Las contemplaciones, de la vida eterna, y de la vida mortal.
¿Cuando, contempla, una persona, a una vida eterna?
Pues, cuando, esa persona, contempla, por ejemplo, a un mineral, cualquiera, como, por ejemplo, el cuarzo, la amatista, la turmalina, etc., etc., etc., porque, lo que, contempla, esa persona, en realidad, es un ser vivo, completamente dormido, y por tanto, a un ser vivo, carente total, de cualquier vigilia.

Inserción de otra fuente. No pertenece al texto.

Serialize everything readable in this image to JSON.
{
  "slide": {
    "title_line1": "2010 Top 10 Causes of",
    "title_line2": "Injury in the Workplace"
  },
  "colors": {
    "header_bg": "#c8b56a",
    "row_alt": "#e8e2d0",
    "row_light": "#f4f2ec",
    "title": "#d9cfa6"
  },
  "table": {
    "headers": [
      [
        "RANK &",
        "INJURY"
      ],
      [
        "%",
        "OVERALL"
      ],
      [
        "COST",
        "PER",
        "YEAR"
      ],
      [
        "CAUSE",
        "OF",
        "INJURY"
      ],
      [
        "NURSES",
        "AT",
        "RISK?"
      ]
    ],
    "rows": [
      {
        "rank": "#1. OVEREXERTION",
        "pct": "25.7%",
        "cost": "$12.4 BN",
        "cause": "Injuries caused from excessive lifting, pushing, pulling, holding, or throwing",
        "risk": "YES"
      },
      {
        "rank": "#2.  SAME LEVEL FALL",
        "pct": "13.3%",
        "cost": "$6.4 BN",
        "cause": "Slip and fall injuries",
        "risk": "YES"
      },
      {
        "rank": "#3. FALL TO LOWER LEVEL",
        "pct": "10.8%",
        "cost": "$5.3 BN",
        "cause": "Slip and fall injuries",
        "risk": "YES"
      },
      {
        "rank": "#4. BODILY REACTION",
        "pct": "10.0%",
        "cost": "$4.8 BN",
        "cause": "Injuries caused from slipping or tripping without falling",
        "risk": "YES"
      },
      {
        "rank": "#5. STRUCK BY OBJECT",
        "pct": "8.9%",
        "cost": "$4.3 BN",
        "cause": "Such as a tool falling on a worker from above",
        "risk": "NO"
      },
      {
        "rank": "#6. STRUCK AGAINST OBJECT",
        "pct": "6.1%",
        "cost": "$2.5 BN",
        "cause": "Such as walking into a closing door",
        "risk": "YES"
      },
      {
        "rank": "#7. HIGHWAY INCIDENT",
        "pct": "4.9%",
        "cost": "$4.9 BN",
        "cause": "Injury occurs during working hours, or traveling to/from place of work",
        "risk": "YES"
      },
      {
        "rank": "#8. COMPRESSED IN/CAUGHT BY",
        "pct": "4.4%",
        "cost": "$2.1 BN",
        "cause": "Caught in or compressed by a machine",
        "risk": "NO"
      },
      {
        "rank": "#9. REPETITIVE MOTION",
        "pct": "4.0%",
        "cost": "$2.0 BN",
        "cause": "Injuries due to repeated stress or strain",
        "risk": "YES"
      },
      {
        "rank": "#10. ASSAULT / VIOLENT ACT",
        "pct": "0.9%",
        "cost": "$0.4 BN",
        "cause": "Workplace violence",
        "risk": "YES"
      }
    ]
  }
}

¿Y cuando, contempla, una persona, a un ser mortal?
Pues, cuando, esa persona, contempla, a cualquier objeto, que se mueva, o cualquier objeto, que, posea, una cierta cantidad, de movimiento, más, o menos grande, da igual, el grado de simetría, que posea, el movimiento, de ese objeto físico. Si el grado de simetría, del movimiento, que posee, ese objeto, es muy grande, pues entonces, ese objeto, será, un animal, cualquiera, y si ese grado de simetría, es infinito, pues entonces, ese objeto, sería, en ese caso, una persona, que habita, el planeta Tierra.
¿Y cuando, contempla, una persona, la muerte cadavérica, de un objeto, en movimiento?
Pues, cuando concluye, la vida movida, simétrica, de ese objeto, o bien, cuando, el grado de simetría del movimiento, que posee, ese objeto, sufre, una cierta variación, bastante apreciable.